« Le rôle changeant de la Chine dans l’économie chinoise a récemment été mis en lumière par l’occurrence de son premier déficit de compte courant en 17 ans. Nous passons en revue les analyses qu’offrent les économistes de son nouveau rôle et des défis qui lui sont associés.

(…) Timothy Taylor présente l’évolution trimestrielle du compte courant depuis les années quatre-vingt-dix. Le compte courant est la somme des exportations nettes des biens et services, des revenus du capital versés par le reste du monde moins ceux versés au reste du monde, et les paiements de transfert nets tels que l’aide étrangère. La Chine avait un déficit de compte courant de 282 milliards de dollars au premier trimestre de l’année 2018, le premier depuis 17 ans. Ce déficit est apparu au terme d’une baisse du solde courant sur trois ans et résulte de la réorientation de l’économie chinoise, qui nécessite notamment davantage d’importations de services. Il explique que cela affaiblit les arguments utilisés par l’actuelle guerre commerciale, bien qu’il note que le compte courant annuel puisse bien être positive en 2018 malgré les fluctuations saisonnières des exportations chinoises.

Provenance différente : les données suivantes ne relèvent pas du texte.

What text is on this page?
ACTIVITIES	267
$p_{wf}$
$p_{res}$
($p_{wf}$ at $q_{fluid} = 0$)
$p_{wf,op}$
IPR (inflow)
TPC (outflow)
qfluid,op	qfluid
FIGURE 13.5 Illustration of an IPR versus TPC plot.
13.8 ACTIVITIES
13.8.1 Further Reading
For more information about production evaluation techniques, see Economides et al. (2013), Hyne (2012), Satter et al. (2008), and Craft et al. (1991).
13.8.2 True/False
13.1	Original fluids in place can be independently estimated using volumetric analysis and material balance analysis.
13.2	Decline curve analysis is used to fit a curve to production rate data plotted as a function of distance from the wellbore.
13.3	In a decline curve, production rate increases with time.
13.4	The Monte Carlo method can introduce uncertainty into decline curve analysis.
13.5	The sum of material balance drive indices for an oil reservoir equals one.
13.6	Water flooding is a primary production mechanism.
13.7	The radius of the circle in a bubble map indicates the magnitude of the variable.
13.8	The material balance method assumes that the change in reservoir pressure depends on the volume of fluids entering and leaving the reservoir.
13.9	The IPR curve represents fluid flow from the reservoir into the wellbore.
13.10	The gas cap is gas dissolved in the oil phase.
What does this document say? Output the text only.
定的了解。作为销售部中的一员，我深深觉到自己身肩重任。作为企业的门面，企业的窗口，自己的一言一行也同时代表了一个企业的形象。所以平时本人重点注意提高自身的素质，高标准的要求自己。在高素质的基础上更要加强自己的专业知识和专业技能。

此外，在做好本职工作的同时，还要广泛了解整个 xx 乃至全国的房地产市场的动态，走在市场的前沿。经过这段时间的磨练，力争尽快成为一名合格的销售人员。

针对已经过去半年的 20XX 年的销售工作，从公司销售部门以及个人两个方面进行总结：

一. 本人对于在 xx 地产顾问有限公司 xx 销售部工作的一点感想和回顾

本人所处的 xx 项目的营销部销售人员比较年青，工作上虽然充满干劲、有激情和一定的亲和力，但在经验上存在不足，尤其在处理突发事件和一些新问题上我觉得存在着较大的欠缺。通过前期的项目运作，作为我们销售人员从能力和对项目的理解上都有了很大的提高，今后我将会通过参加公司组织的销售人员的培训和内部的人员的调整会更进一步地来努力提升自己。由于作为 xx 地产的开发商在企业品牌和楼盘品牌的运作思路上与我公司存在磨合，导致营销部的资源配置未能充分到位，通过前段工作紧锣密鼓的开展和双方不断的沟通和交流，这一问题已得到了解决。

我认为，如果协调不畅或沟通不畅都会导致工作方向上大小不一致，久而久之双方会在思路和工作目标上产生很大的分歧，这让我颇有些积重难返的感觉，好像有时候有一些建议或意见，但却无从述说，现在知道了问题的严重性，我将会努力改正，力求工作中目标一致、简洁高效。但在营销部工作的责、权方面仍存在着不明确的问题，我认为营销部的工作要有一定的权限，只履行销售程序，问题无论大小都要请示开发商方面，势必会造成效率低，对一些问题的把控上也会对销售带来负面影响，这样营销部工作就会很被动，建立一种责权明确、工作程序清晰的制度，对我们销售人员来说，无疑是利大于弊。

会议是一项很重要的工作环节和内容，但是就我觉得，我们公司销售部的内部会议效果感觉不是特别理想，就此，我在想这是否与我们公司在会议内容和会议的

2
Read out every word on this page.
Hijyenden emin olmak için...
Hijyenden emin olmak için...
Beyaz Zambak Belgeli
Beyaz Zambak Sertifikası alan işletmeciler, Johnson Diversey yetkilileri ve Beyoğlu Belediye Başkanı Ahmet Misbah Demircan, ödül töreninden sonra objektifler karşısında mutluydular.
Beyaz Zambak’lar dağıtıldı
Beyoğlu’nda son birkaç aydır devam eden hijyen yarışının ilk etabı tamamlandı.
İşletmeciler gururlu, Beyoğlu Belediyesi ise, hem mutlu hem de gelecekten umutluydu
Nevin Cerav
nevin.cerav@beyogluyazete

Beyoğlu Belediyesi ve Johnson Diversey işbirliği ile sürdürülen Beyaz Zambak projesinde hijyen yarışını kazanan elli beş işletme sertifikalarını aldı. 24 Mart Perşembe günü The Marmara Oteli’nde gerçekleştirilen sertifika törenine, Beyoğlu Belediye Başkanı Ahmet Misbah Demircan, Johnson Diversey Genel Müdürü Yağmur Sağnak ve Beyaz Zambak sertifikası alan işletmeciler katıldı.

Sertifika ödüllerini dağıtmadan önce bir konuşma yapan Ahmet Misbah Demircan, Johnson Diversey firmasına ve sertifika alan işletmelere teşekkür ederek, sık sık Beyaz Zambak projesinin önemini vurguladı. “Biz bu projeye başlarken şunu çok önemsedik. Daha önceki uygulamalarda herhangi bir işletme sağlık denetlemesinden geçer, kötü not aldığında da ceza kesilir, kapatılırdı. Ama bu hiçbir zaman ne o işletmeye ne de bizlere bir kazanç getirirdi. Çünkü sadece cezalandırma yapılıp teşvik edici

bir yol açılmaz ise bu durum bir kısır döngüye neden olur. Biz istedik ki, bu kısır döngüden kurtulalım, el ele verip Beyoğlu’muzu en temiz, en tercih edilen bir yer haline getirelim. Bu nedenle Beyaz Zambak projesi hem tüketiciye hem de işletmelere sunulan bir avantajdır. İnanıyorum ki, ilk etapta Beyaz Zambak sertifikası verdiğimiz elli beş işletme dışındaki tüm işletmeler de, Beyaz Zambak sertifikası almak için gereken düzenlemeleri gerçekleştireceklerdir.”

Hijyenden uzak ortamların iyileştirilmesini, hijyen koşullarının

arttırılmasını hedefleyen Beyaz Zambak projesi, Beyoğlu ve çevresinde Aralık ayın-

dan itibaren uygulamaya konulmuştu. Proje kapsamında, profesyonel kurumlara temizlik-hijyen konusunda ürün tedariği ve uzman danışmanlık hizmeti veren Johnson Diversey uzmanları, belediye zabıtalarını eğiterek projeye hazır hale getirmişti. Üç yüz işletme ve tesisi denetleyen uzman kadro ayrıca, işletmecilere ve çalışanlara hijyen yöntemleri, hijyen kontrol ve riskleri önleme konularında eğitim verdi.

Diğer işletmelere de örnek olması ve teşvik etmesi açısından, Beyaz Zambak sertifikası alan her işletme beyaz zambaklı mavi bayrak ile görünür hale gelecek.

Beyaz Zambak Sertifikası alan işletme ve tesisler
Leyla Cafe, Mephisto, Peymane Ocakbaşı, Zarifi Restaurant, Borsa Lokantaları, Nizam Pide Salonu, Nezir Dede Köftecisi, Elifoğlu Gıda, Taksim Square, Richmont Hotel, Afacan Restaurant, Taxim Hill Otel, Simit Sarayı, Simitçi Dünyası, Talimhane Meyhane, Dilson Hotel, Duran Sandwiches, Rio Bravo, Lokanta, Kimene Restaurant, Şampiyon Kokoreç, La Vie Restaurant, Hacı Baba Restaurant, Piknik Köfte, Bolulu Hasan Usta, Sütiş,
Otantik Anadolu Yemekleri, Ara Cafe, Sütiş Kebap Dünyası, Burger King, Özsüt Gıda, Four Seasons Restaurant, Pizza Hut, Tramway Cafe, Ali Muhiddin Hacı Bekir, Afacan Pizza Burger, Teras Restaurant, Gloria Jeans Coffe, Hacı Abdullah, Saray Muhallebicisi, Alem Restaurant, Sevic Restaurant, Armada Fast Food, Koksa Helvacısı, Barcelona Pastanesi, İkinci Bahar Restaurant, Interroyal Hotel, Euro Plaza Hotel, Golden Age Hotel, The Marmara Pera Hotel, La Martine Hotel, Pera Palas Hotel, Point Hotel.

(…) Brad Setser offre une analyse plus détaillée et sceptique des données. Il affirme que le solde du compte courant chinois n’est pas mesuré avec précision et que, si l’on prédit un compte courant déficitaire pour l’année 2018, c’est en raison des prix élevés du pétrole, une matière première que la Chine importe en grandes quantités, et des fragiles changements méthodologiques dans la mesure des activités de tourisme. En outre, la tendance baissière du compte courant est en partie due à la relance budgétaire mise en œuvre par le gouvernement chinois depuis 2015. Dès que cette relance budgétaire cessera, le déficit du compte courant pourrait rapidement s’inverser. Finalement, Setser explique que l’excédent de la Chine pour les échanges de produits manufacturés reste l’un des plus élevés dans le monde et qu’il ne peut donc expliquer le récent déficit du compte courant.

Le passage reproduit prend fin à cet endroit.